A further increase in interest paid to HM Revenue & Customs (HMRC) for late payment of taxes will hit taxpayers who are not up-to-date, and their bills could grow very quickly, say leading tax and advisory firm Blick Rothenberg.
Nimesh Shah, CEO of the firm, said: ‘Following another Bank of England base rate to 1.75%, HMRC has confirmed that it will raise its interest rates on late tax bills to 4.25% on 23 August – a level not seen since January 2009.’
‘Since the start of 2022, the HMRC’s interest rate has increased by 1.5%, an extra £225 per annum on a £15,000 tax liability. On the same £15,000 tax liability, you would suffer almost £650 of interest per annum. With rising costs rising across the board, HMRC has hiked up interest on late tax payments at the latest opportunity. It sets a worrying trend for some taxpayers struggling to pay their outstanding taxes, against other rising costs.’
Nimesh added: ‘The worst is yet to come on this front, with some economists projecting the Bank of England could decide to increase the base rate to 2.5% by the end of 2022 – this could see HMRC increasing their interest rate on late paid tax to 5% by the end of the year. Taxpayers with outstanding tax liabilities should be mindful to settle as much as they can afford before further rate rises.’
‘HMRC has also finally increased the repayment supplement rate by 0.25% to 0.75% – the first increase in this rate in over a decade. It’s quite shocking that HMRC has quickly increased the late-paid tax rate by six times the amount the equivalent repayment interest rate has gone up by this year.’
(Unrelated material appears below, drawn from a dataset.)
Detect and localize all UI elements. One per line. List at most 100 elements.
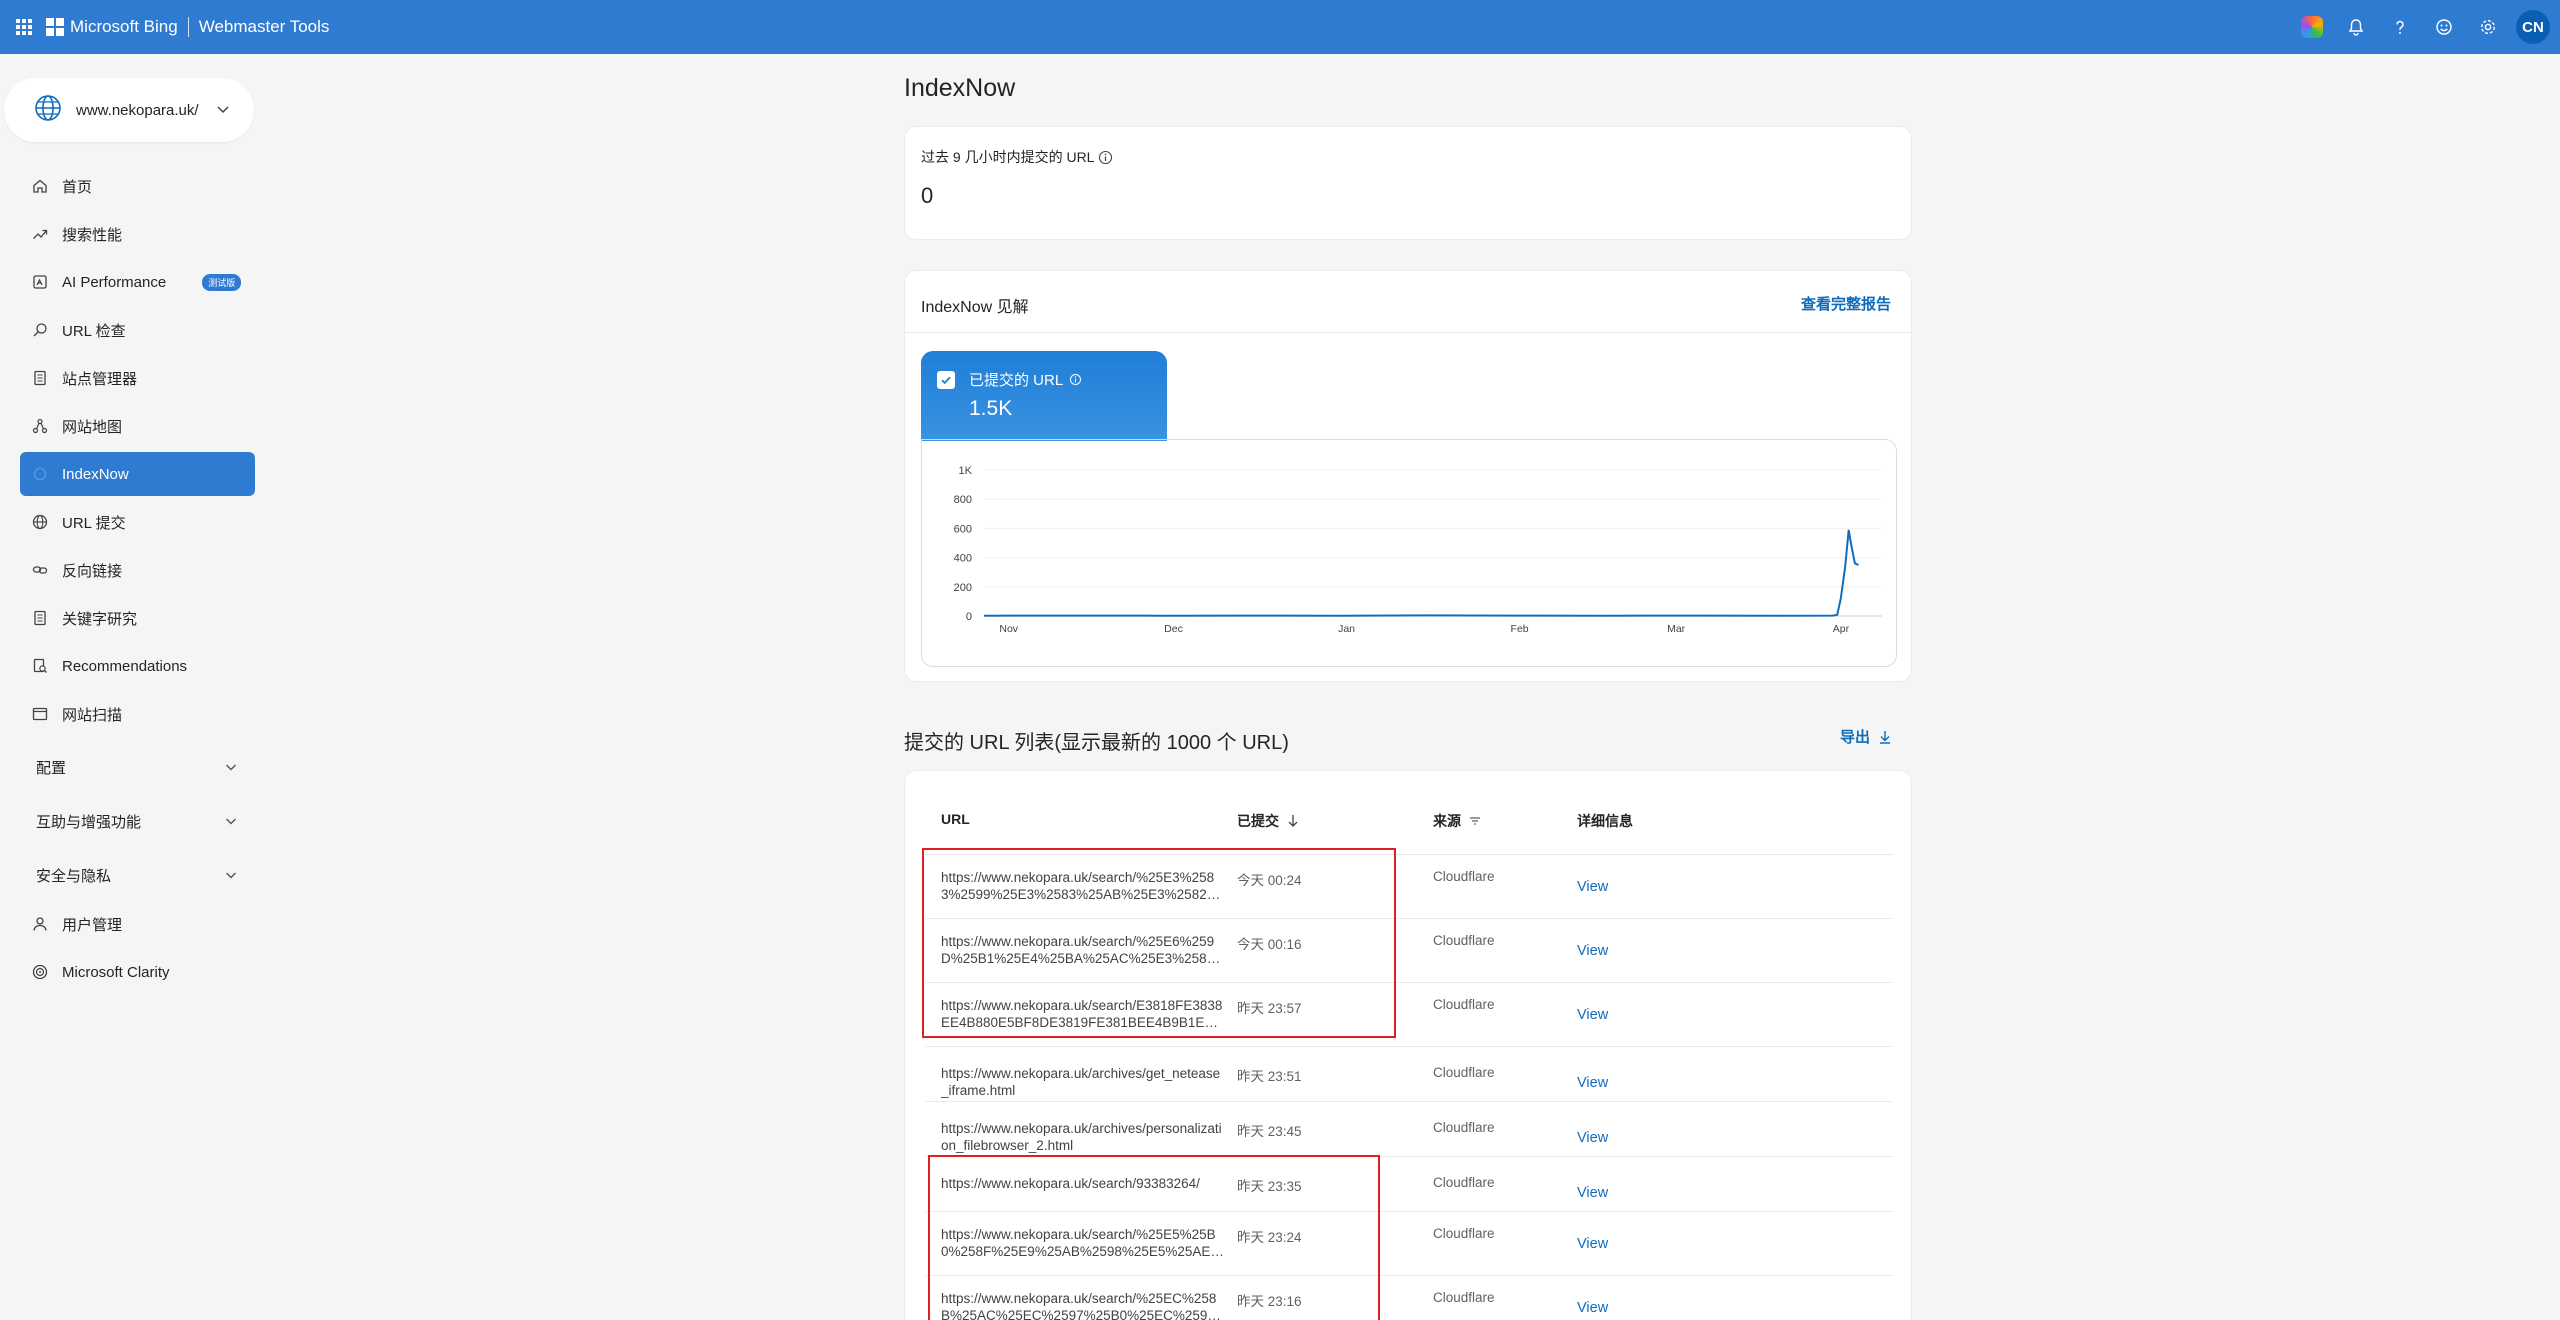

‘HMRC’s meagre 0.75% repayment supplement rate means there is no great incentive for HMRC to release repayments. There continues to be one rule for money owed to HMRC and another for taxpayers who are due a refund. Many taxpayers have seen significant delays to repayments over the last 12 months, but HMRC can continue to drag their heels with little cost to the Treasury.’